When I finally realized that my son was never going to fit the mold of the typical student in the typical learning environment, I checked out my options — and I found the place that saved him and my family from endless hours of angst, pressure and failure.

It's called Jersey Shore Free School in Little Silver and it's a Sudbury School. A Sudbury school is a type of school where students have complete control of their own education. It's run by a direct democracy in which students and staff are equals.

Students individually decide what to do with their time, and tend to learn as a by-product of ordinary experience rather than through coursework. There is no curriculum or instruction. Everyone — adults and children — are treated equally and there is no authority other than the students themselves. When students are given this lofty responsibility, you wouldn't believe how they will rise to the occasion.

Case-in-point: My 17-year-old son, who has gained a confidence he never had in the traditional teacher/student school model. His self image was so boosted by the freedom, trust, respect, responsibility and democracy that Sudbury advocates and practices, that he is like a different person since he's been there.

Sudbury schools operate independently and aren't connected, but are based on the same beliefs — namely, that children are extremely good at (and therefore do not need to be taught) the main behaviors they will need as adults, such as creativity, imagination, alertness, curiosity, thoughtfulness, responsibility and judgement. What children do NOT have is experience, which can be gained if adults guide students in open ways.

Another core belief — and what I think gave my son the most self confidence — is that having full democratic rights in childhood is the best way to become an adult who is comfortable functioning within a democracy.

My son would be junior in high school, but there are no grade levels in his school, the idea being that that age-mixing among students promotes growth in all members of the group. He'll graduate when he and the group really feel he's ready. He has become a much more responsible teen since he's been enrolled there and I believe it's because of the freedom he has there.

For all humans (especially for a kid like mine, who was a square peg being slammed into a round hole), that freedom is essential to the development of personal responsibility. Everything in his school is governed and determined by the weekly school meeting, which passes, amends and repeals school rules, manages the school's budget, and decides on hiring and firing of staff. Parents have limited to no involvement in the school administration. At school meeting, students and staff participate equally. Each individual present — including students and staff — has an equal vote. Most decisions are made by simple majority, including complaints and rules, the breaking of which are adjudicated and students, just like in life, face the consequences of their own behavior.

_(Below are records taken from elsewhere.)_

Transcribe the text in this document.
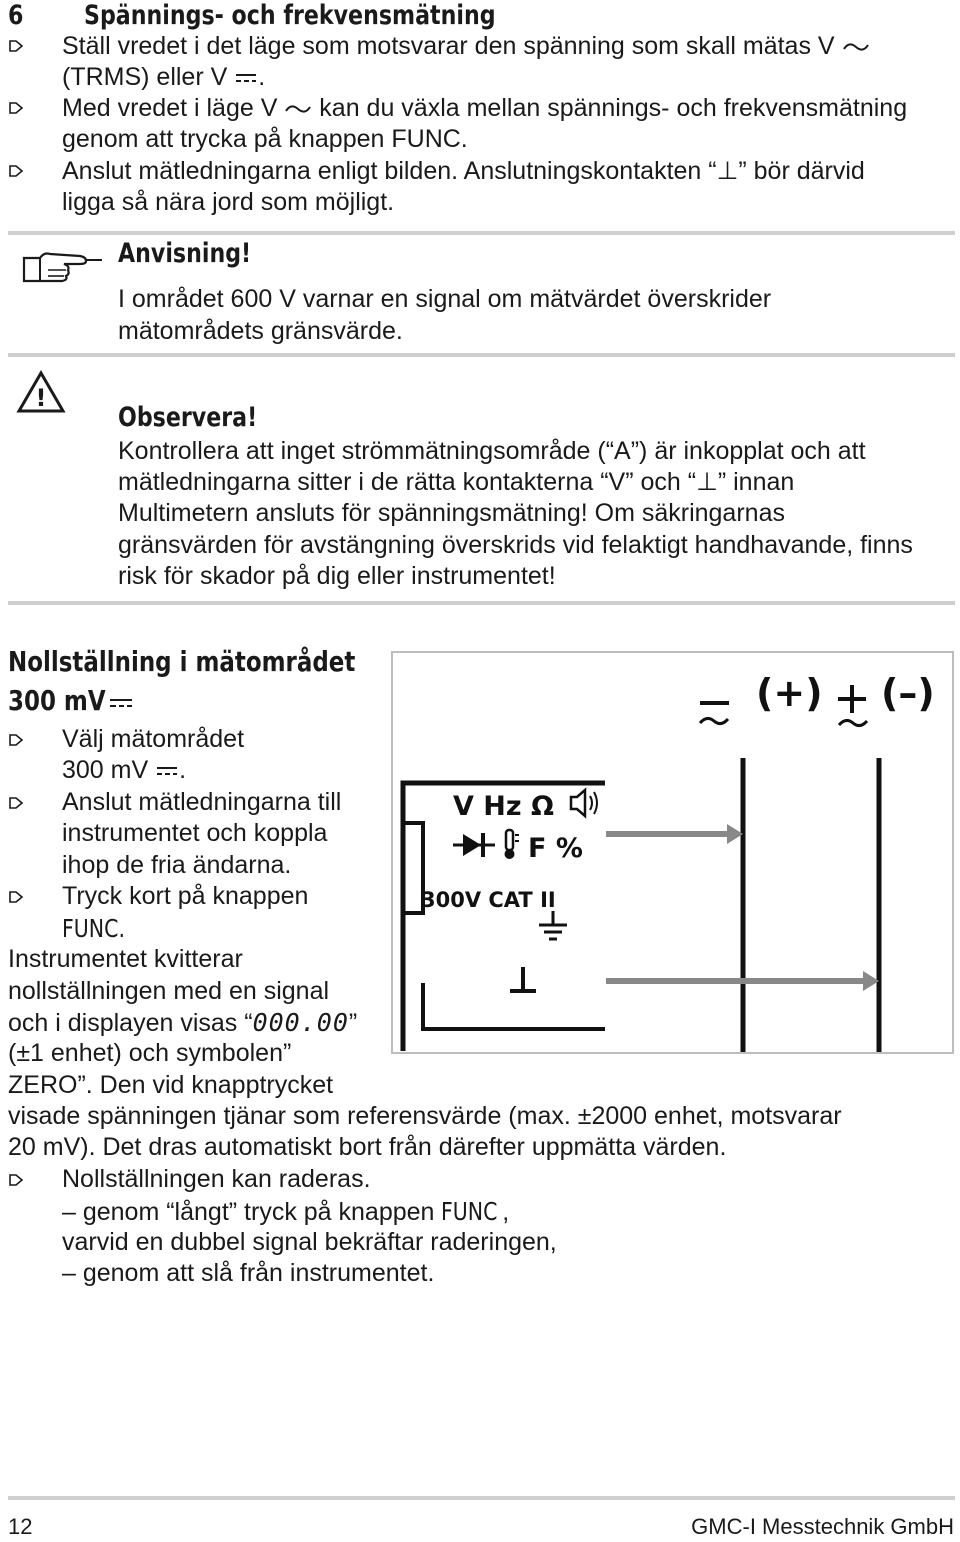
6 Spännings- och frekvensmätning
Ställ vredet i det läge som motsvarar den spänning som skall mätas V
(TRMS) eller V .
Med vredet i läge V  kan du växla mellan spännings- och frekvensmätning
genom att trycka på knappen FUNC.
Anslut mätledningarna enligt bilden. Anslutningskontakten “⊥” bör därvid
ligga så nära jord som möjligt.
Anvisning!
I området 600 V varnar en signal om mätvärdet överskrider
mätområdets gränsvärde.
!
Observera!
Kontrollera att inget strömmätningsområde (“A”) är inkopplat och att
mätledningarna sitter i de rätta kontakterna “V” och “⊥” innan
Multimetern ansluts för spänningsmätning! Om säkringarnas
gränsvärden för avstängning överskrids vid felaktigt handhavande, finns
risk för skador på dig eller instrumentet!
Nollställning i mätområdet
300 mV
Välj mätområdet
300 mV .
Anslut mätledningarna till
instrumentet och koppla
ihop de fria ändarna.
Tryck kort på knappen
FUNC.
Instrumentet kvitterar
nollställningen med en signal
och i displayen visas “000.00”
(±1 enhet) och symbolen”
ZERO”. Den vid knapptrycket
visade spänningen tjänar som referensvärde (max. ±2000 enhet, motsvarar
20 mV). Det dras automatiskt bort från därefter uppmätta värden.
Nollställningen kan raderas.
– genom “långt” tryck på knappen FUNC ,
varvid en dubbel signal bekräftar raderingen,
– genom att slå från instrumentet.
V Hz Ω
F %
300V CAT II
(+) (–)
12	GMC-I Messtechnik GmbH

The idea is that there are many ways to learn. And the traditional one wasn't a fit for my child.

Sudbury Schools believe that learning is a process you do, not a process that is done to you. The presence and guidance of a teacher are not necessary. The free exchange of ideas and free conversation and interplay between people is what some kids thrive on. It's interesting to them. In this model, students of all ages mix; older students learn from younger students as well as vice versa. The presence of older students provides role models, both positive and negative, for younger students.

I love that students in Sudbury are given responsibility for their own education: The only person designing what a student will learn is the student. Sometimes, a kid will ask for a particular class or arrange an internship. For example, my son has a weekly delivery job where he learns more about math and commerce, economics, finance, social skills, language and plain old personal responsibility in that single day than he did in a month of traditional schooling. Sudbury schools do not compare or rank students — the school requires no tests, evaluations, or transcripts.

Reading is treated the same as any other subject: Students learn to read when they choose, or simply by going about their lives.

And believe it or not, they do. Some learn from being read to, memorizing the stories and then ultimately reading them. Some learn from cereal boxes, others from game instructions, others from street signs. Some teach themselves letter sounds, others syllables, others whole words. In the words of one Sudbury advocate, "To be honest, we rarely know how they do it, and they rarely tell us."

While students learn to read at a wide variety of ages, there appears to be no drawback to learning to read later. (After all, these kids get accepted to fine colleges if they choose to.)Only a few kids seek any help at all when they decide to learn. Each child seems to have their own method. I push my son a little, (it's that Jewish Mother thing) some parents don't.

There are no "classes" in my son's school, but the kids' interests guide things, with students studying what they want to study. There are generally no classrooms, just rooms where people choose to congregate. What used to be a struggle and a challenge for my son, is now a pleasure where he really learns.

My feeling is that the Sudbury school model works because it takes into account (and in fact is tailored to) the way human beings REALLY operate; the way they think and the way they learn. Not just the way we think they should, but the way they actually do.